C’est dans les couloirs de leur piscine municipale que Bertrand (Mathieu Amalric), Marcus (Benoît Poelvoorde), Simon (Jean-Hugues Anglade), Laurent (Guillaume Canet), Thierry (Philippe Katerine) et les autres s’entraînent sous le regard de Delphine (Virginie Efira), ancienne gloire des bassins. Ensemble, ils se sentent libres et utiles. Ils vont mettre toute leur énergie dans une discipline jusque-là propriété de la gent féminine : la natation synchronisée. Une idée plutôt bizarre, certes, mais un défi qui leur permettra de trouver un sens à leur vie.
Premier long-métrage solo de Gilles Lellouche en tant que réalisateur, Le Grand Bain est une comédie qui émeut paradoxalement plus qu’elle ne fait rire. A travers cette histoire plutôt loufoque, l’apprenti cinéaste dresse en effet un portrait touchant, et rempli de tendresse, d’une série de ratés complètement malmenés par la vie. Accablés par l’échec, l’alcool, la dépression ou encore la solitude, ils vont trouver dans la natation synchronisée un moyen de sortir la tête de l’eau, de combler un vide existentiel. Bien sûr, le film ne brille pas par son originalité, ni même d’ailleurs par une quelconque audace scénaristique, mais il se dégage une telle bienveillance du projet qu’il est bien difficile de ne pas y adhérer. En outre, contrairement à la multitude de comédies françaises sans intérêt qui accaparent les écrans, Le Grand Bain a aussi le mérite d’afficher une certaine ambition dans son propos. Une ambition pas démesurée, certes, mais néanmoins suffisante pour se démarquer de la masse. On appréciera ainsi tout particulièrement l’intelligence et le naturel de l’écriture, qui ne sacrifie jamais le parcours compliqué de ces hommes au profit d’un humour opportuniste et racoleur.
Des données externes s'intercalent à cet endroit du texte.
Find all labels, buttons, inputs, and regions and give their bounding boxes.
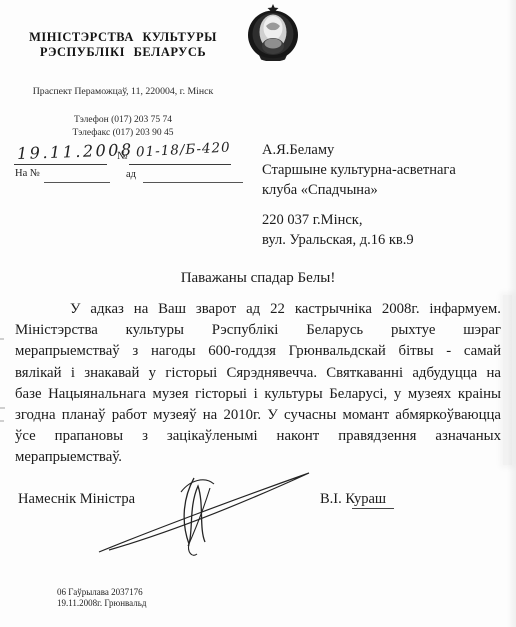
scan-streak (503, 295, 512, 465)
recipient-postal-line2: вул. Уральская, д.16 кв.9 (262, 230, 456, 250)
number-label: № (117, 150, 128, 162)
scanned-letter: МІНІСТЭРСТВА КУЛЬТУРЫ РЭСПУБЛІКІ БЕЛАРУС… (0, 0, 516, 627)
date-underline (14, 164, 107, 165)
body-line: мерапрыемстваў з нагоды 600-годдзя Грюнв… (15, 341, 501, 362)
scan-speck (0, 407, 5, 409)
body-line: У адказ на Ваш зварот ад 22 кастрычніка … (15, 299, 501, 320)
on-number-underline (44, 182, 110, 183)
recipient-gap (262, 200, 456, 210)
body-line: базе Нацыянальнага музея гісторыі і куль… (15, 384, 501, 405)
recipient-role-line1: Старшыне культурна-асветнага (262, 160, 456, 180)
ministry-address: Праспект Пераможцаў, 11, 220004, г. Мінс… (22, 86, 224, 97)
handwritten-signature (93, 462, 325, 562)
from-date-underline (143, 182, 243, 183)
ministry-phone: Тэлефон (017) 203 75 74 (22, 115, 224, 125)
signer-name-underline (352, 508, 394, 509)
recipient-name: А.Я.Беламу (262, 140, 456, 160)
typist-note: 06 Гаўрылава 2037176 19.11.2008г. Грюнва… (57, 587, 146, 608)
ministry-title-line2: РЭСПУБЛІКІ БЕЛАРУСЬ (22, 45, 224, 60)
handwritten-ref-number: 01-18/Б-420 (136, 140, 231, 161)
body-line: Міністэрства культуры Рэспублікі Беларус… (15, 320, 501, 341)
body-line: вялікай і знакавай у гісторыі Сярэднявеч… (15, 363, 501, 384)
from-date-label: ад (126, 169, 136, 180)
belarus-coat-of-arms-icon (244, 4, 302, 61)
number-underline (129, 164, 231, 165)
recipient-postal-line1: 220 037 г.Мінск, (262, 210, 456, 230)
recipient-role-line2: клуба «Спадчына» (262, 180, 456, 200)
typist-note-line2: 19.11.2008г. Грюнвальд (57, 598, 146, 609)
body-line: згодна планаў работ музеяў на 2010г. У с… (15, 405, 501, 426)
scan-speck (0, 338, 4, 340)
scan-speck (0, 420, 4, 422)
on-number-label: На № (15, 168, 40, 179)
signer-name: В.І. Кураш (320, 491, 386, 508)
ministry-title-block: МІНІСТЭРСТВА КУЛЬТУРЫ РЭСПУБЛІКІ БЕЛАРУС… (22, 30, 224, 60)
ministry-fax: Тэлефакс (017) 203 90 45 (22, 128, 224, 138)
ministry-title-line1: МІНІСТЭРСТВА КУЛЬТУРЫ (22, 30, 224, 45)
typist-note-line1: 06 Гаўрылава 2037176 (57, 587, 146, 598)
letter-body: У адказ на Ваш зварот ад 22 кастрычніка … (15, 299, 501, 469)
salutation: Паважаны спадар Белы! (0, 270, 516, 287)
recipient-block: А.Я.Беламу Старшыне культурна-асветнага … (262, 140, 456, 250)
body-line: ўсе прапановы з зацікаўленымі наконт пра… (15, 426, 501, 447)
Si la dimension dramatique de l’histoire prend certainement plus de place qu’on aurait pu le penser au départ, la fibre comique n’est toutefois pas en reste, Lellouche s’amusant gaiement des corps disgracieux de ses acteurs. Des acteurs qui constituent, à n’en pas douter, l’une des principales forces du film. Complices, drôles et émouvants, ils s’avèrent tout bonnement taillés pour leur rôle. Tellement d’ailleurs qu’on aurait presque souhaité, après coup, les découvrir à contre-emploi. Les spectateurs les plus exigeants pourront cependant regretter, à juste titre, le traitement inégal des personnages, certains manquant cruellement de développement alors que d’autres sont littéralement omniprésents. Un défaut mineur qui n’altère, fort heureusement, jamais l’équilibre de l’ensemble. Il faut dire que le réalisateur accorde un soin minutieux à la dynamique du groupe, et plus généralement au rythme du film, ne conservant aucune scène superflue dans son montage final. Animé par une volonté palpable de bien faire, il fait montre d’une belle générosité créative, et surtout d’un réel talent pour passer en une seule et même séquence du rire à l’émotion. Le tout sans jamais basculer dans la mièvrerie.
Pour son premier passage (en solo) derrière la caméra, Gilles Lellouche signe donc une comédie dramatique plaisante, tout à la fois touchante, poétique, drôle et mélancolique. Porté par un casting de luxe plus complice que jamais, le film peut notamment s’appuyer sur la formidable générosité créative de son réalisateur pour balayer les quelques facilités dont il souffre.